CON ELECCIONES A LA VISTA

El PP se busca la ruina política en RTVE por dejarla en malas manos

Los populares tiemblan con la tardía destitución de Echenique -llega al menos con un año de retraso-, porque el desaguisado es mayor de lo que parece

El PP se busca la ruina política en RTVE por dejarla en malas manos
Leopoldo González-Echenique y Mariano Rajoy.

Había una vez un circo. Así puede resumirse la RTVE del Partido Popular, que ni los populares -y mucho menos sus votantes- han sentido como suya en estos casi tres años de legislatura.

La marcha de su presidente, Leopoldo González Echenique, tarde, mal y nunca a ocho meses de las elecciones municipales y autonómicas es la constatación de un fracaso que empezó a fraguarse el mismo día en que Soraya Sáenz de Santamaría convenció a Mariano Rajoy de que debía apostar por este abogado del Estado.

Entonces no pocos en el PP torcieron el gesto al ver el bajísimo perfil por el que, tal vez pecando del exceso de confianza que da una mayoría absoluta, se había decantado el presidente del Gobierno para pilotar RTVE. Cuando lo que su partido quería era una especie de Miguel Ángel Sacaluga pero a la inversa. Un killer.

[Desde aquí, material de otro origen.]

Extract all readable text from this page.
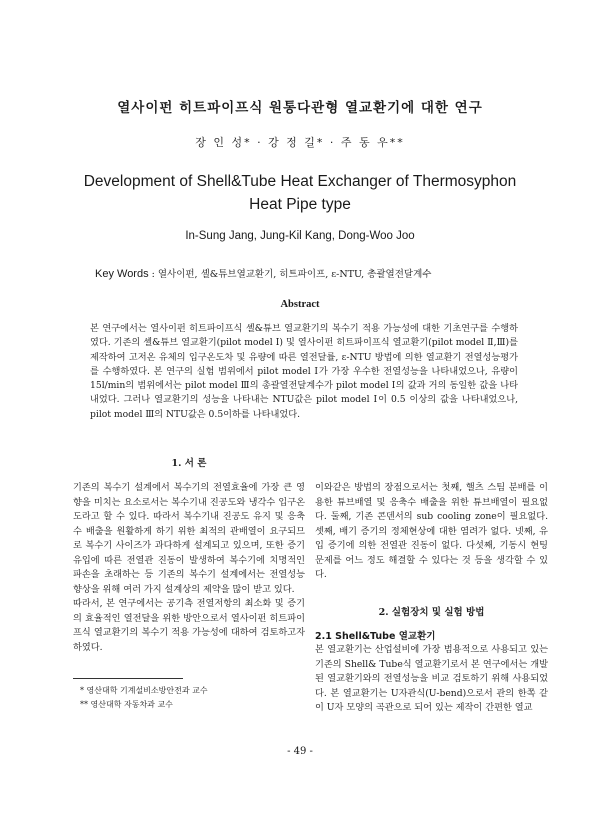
열사이펀 히트파이프식 원통다관형 열교환기에 대한 연구
장 인 성* · 강 정 길* · 주 동 우**
Development of Shell&Tube Heat Exchanger of Thermosyphon
Heat Pipe type
In-Sung Jang, Jung-Kil Kang, Dong-Woo Joo
Key Words : 열사이펀, 셸&튜브열교환기, 히트파이프, ε-NTU, 총괄열전달계수
Abstract

본 연구에서는 열사이펀 히트파이프식 셸&튜브 열교환기의 복수기 적용 가능성에 대한 기초연구를 수행하였다. 기존의 셸&튜브 열교환기(pilot model Ⅰ) 및 열사이펀 히트파이프식 열교환기(pilot model Ⅱ,Ⅲ)를 제작하여 고저온 유체의 입구온도차 및 유량에 따른 열전달률, ε-NTU 방법에 의한 열교환기 전열성능평가를 수행하였다. 본 연구의 실험 범위에서 pilot model Ⅰ가 가장 우수한 전열성능을 나타내었으나, 유량이 15l/min의 범위에서는 pilot model Ⅲ의 총괄열전달계수가 pilot model Ⅰ의 값과 거의 동일한 값을 나타내었다. 그러나 열교환기의 성능을 나타내는 NTU값은 pilot model Ⅰ이 0.5 이상의 값을 나타내었으나, pilot model Ⅲ의 NTU값은 0.5이하를 나타내었다.

1. 서 론

기존의 복수기 설계에서 복수기의 전열효율에 가장 큰 영향을 미치는 요소로서는 복수기내 진공도와 냉각수 입구온도라고 할 수 있다. 따라서 복수기내 진공도 유지 및 응축수 배출을 원활하게 하기 위한 최적의 관배열이 요구되므로 복수기 사이즈가 과다하게 설계되고 있으며, 또한 증기 유입에 따른 전열관 진동이 발생하여 복수기에 치명적인 파손을 초래하는 등 기존의 복수기 설계에서는 전열성능 향상을 위해 여러 가지 설계상의 제약을 많이 받고 있다.

따라서, 본 연구에서는 공기측 전열저항의 최소화 및 증기의 효율적인 열전달을 위한 방안으로서 열사이펀 히트파이프식 열교환기의 복수기 적용 가능성에 대하여 검토하고자 하였다.

이와같은 방법의 장점으로서는 첫째, 핼츠 스팀 분배를 이용한 튜브배열 및 응축수 배출을 위한 튜브배열이 필요없다. 둘째, 기존 콘덴서의 sub cooling zone이 필요없다. 셋째, 배기 증기의 정체현상에 대한 염려가 없다. 넷째, 유입 증기에 의한 전열관 진동이 없다. 다섯째, 기동시 현팅 문제를 어느 정도 해결할 수 있다는 것 등을 생각할 수 있다.

2. 실험장치 및 실험 방법
2.1 Shell&Tube 열교환기

본 열교환기는 산업설비에 가장 범용적으로 사용되고 있는 기존의 Shell& Tube식 열교환기로서 본 연구에서는 개발된 열교환기와의 전열성능을 비교 검토하기 위해 사용되었다. 본 열교환기는 U자관식(U-bend)으로서 관의 한쪽 같이 U자 모양의 곡관으로 되어 있는 제작이 간편한 열교

* 영산대학 기계설비소방안전과 교수

** 영산대학 자동차과 교수

- 49 -
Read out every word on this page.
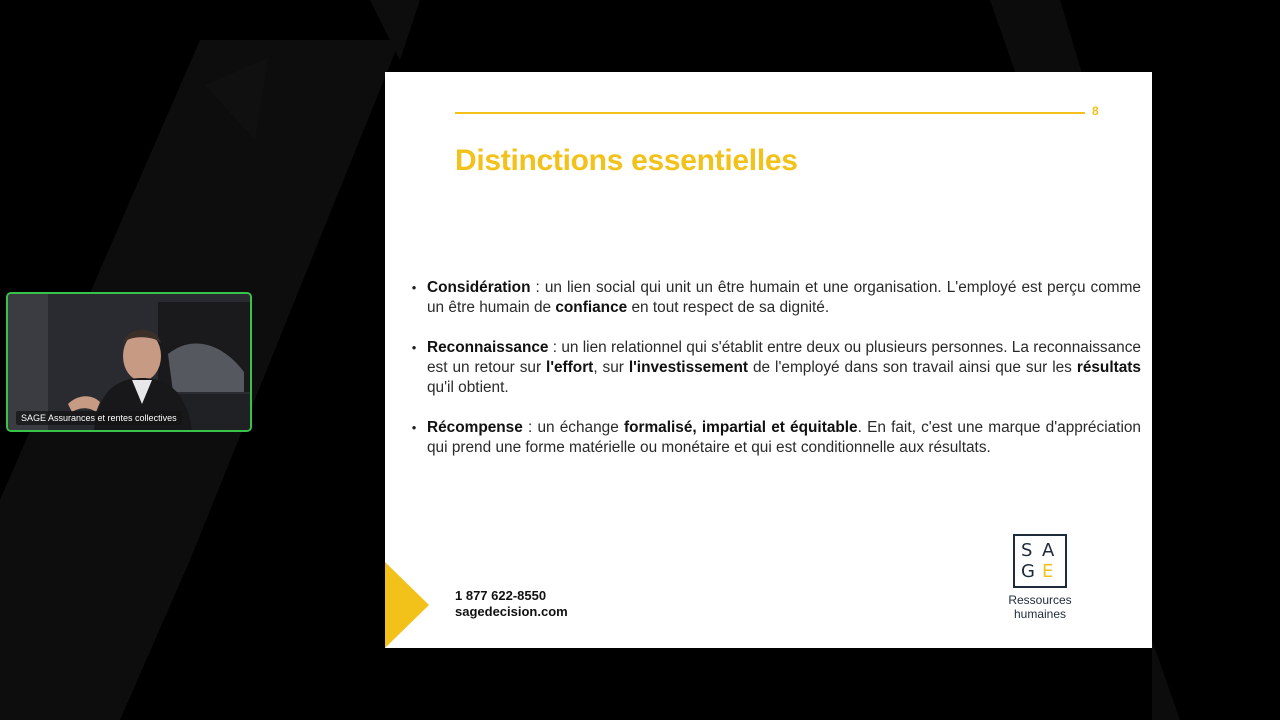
SAGE Assurances et rentes collectives
8
Distinctions essentielles
• Considération : un lien social qui unit un être humain et une organisation. L'employé est perçu comme un être humain de confiance en tout respect de sa dignité.
• Reconnaissance : un lien relationnel qui s'établit entre deux ou plusieurs personnes. La reconnaissance est un retour sur l'effort, sur l'investissement de l'employé dans son travail ainsi que sur les résultats qu'il obtient.
• Récompense : un échange formalisé, impartial et équitable. En fait, c'est une marque d'appréciation qui prend une forme matérielle ou monétaire et qui est conditionnelle aux résultats.
1 877 622-8550
sagedecision.com
S A
G E
Ressources
humaines
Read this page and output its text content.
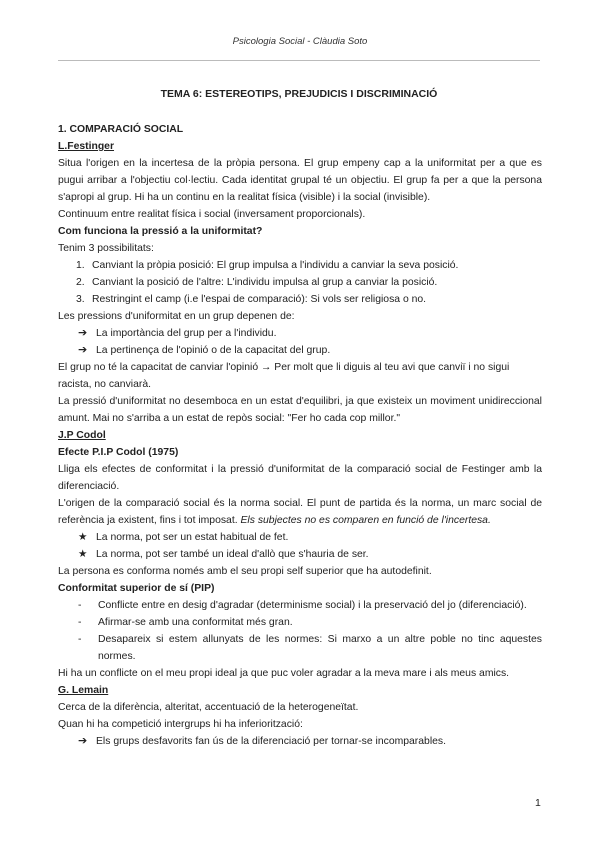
Psicologia Social - Clàudia Soto
TEMA 6: ESTEREOTIPS, PREJUDICIS I DISCRIMINACIÓ

1. COMPARACIÓ SOCIAL

L.Festinger

Situa l'origen en la incertesa de la pròpia persona. El grup empeny cap a la uniformitat per a que es pugui arribar a l'objectiu col·lectiu. Cada identitat grupal té un objectiu. El grup fa per a que la persona s'apropi al grup. Hi ha un continu en la realitat física (visible) i la social (invisible).

Continuum entre realitat física i social (inversament proporcionals).

Com funciona la pressió a la uniformitat?

Tenim 3 possibilitats:

1. Canviant la pròpia posició: El grup impulsa a l'individu a canviar la seva posició.
2. Canviant la posició de l'altre: L'individu impulsa al grup a canviar la posició.
3. Restringint el camp (i.e l'espai de comparació): Si vols ser religiosa o no.

Les pressions d'uniformitat en un grup depenen de:

➔ La importància del grup per a l'individu.
➔ La pertinença de l'opinió o de la capacitat del grup.

El grup no té la capacitat de canviar l'opinió → Per molt que li diguis al teu avi que canviï i no sigui racista, no canviarà.

La pressió d'uniformitat no desemboca en un estat d'equilibri, ja que existeix un moviment unidireccional amunt. Mai no s'arriba a un estat de repòs social: "Fer ho cada cop millor."

J.P Codol

Efecte P.I.P Codol (1975)

Lliga els efectes de conformitat i la pressió d'uniformitat de la comparació social de Festinger amb la diferenciació.

L'origen de la comparació social és la norma social. El punt de partida és la norma, un marc social de referència ja existent, fins i tot imposat. Els subjectes no es comparen en funció de l'incertesa.

★ La norma, pot ser un estat habitual de fet.
★ La norma, pot ser també un ideal d'allò que s'hauria de ser.

La persona es conforma només amb el seu propi self superior que ha autodefinit.

Conformitat superior de sí (PIP)

-	Conflicte entre en desig d'agradar (determinisme social) i la preservació del jo (diferenciació).
-	Afirmar-se amb una conformitat més gran.
-	Desapareix si estem allunyats de les normes: Si marxo a un altre poble no tinc aquestes normes.

Hi ha un conflicte on el meu propi ideal ja que puc voler agradar a la meva mare i als meus amics.

G. Lemain

Cerca de la diferència, alteritat, accentuació de la heterogeneïtat.

Quan hi ha competició intergrups hi ha inferiorització:

➔ Els grups desfavorits fan ús de la diferenciació per tornar-se incomparables.
1
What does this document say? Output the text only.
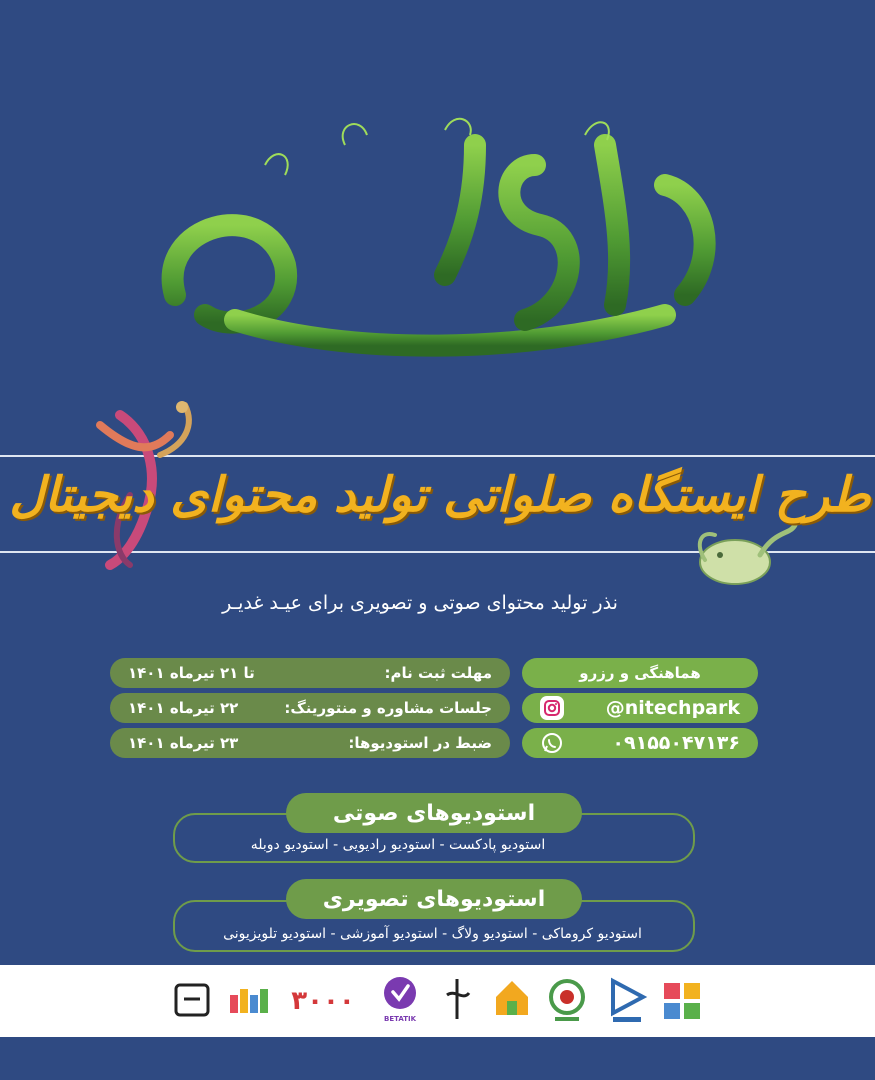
طرح ایستگاه صلواتی تولید محتوای دیجیتال
نذر تولید محتوای صوتی و تصویری برای عیـد غدیـر
هماهنگی و رزرو
@nitechpark
۰۹۱۵۵۰۴۷۱۳۶
مهلت ثبت نام:
تا ۲۱ تیرماه ۱۴۰۱
جلسات مشاوره و منتورینگ:
۲۲ تیرماه ۱۴۰۱
ضبط در استودیوها:
۲۳ تیرماه ۱۴۰۱
استودیوهای صوتی
استودیو پادکست - استودیو رادیویی - استودیو دوبله
استودیوهای تصویری
استودیو کروماکی - استودیو ولاگ - استودیو آموزشی - استودیو تلویزیونی
BETATIK
۳۰۰۰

«Tiene buena planta, mide algo más de 1.80 y es aseadito», me respondió por aquel entonces con sorna un alto cargo del Ministerio de Hacienda -del que depende RTVE- cuando le pedí referencias sobre el desconocido Echenique.

Y sí, buena planta tenía, pero ningunas dotes de mando y muy poquita personalidad para reflotar una radiotelevisión pública ahogada por las deudas y sobredimensionada como ninguna otra empresa pública.

«Su problema es que ha querido quedar bien con todo el mundo, y no se puede», resumía este miércoles un dirigente popular que conoce al dedillo RTVE en alusión al papel que han jugado en su dimisión los sindicatos y la implacable calculadora de Cristóbal Montoro.

Hizo mal el PP en esperar hasta junio de 2012 (siete meses después de ganar las elecciones) para meter mano a RTVE, permitiendo que a Fran Llorente y sus chicos les diera tiempo a dejar Prado del Rey sembrado de minas, como se demostró después con los problemas que le pusieron a Echenique para sacar adelante el nuevo convenio laboral.

Pero hizo peor dejando que éste nombrara como director de Informativos a un periodista -Julio Somoano- con muchos complejos (Llorente no tuvo tantos remilgos en tiempos de Zapatero), poco criterio y ninguna cintura. A juzgar por los datos de audiencia, ni los votantes del PP ven sus telediarios.

En el Partido Popular se llevan las manos a la cabeza con la tardía destitución de Echenique -llega al menos con un año de retraso-, porque el desaguisado es mayor de lo que parece. Justo ahora que lo que más necesita el partido son soldados que den un paso al frente.

Para empezar, el trámite parlamentario retrasará el nombramiento del nuevo presidente hasta finales de octubre en el mejor de los casos. Salvo que al PSOE de Pedro Sánchez le diera de repente por votar a la primera en favor del candidato que proponga el Gobierno, lo que parece bastante improbable.

En segundo lugar, a Rajoy no le será fácil encontrar a alguien dispuesto a meterse en el avispero de RTVE a sabiendas de que le van a poner la cara como un cromo. Porque no nos engañemos: su cometido principal será aplicar un ERE sobre la mitad de los trabajadores.

Y, por último y más importante. A pesar de que el PP decidió en su día prescindir de los sindicatos en el Consejo de RTVE (no era ése su sitio, dijeron), estos siguen teniendo mucho poder, al estilo de los de Telemadrid. Así que el PP se enfrentará a protestas y todo tipo de medidas de presión en año electoral, y con la oposición azuzando el fuego. Lo que les faltaba a los inquietos barones regionales.

Es difícil jugar peor las cartas llevando tan buena mano.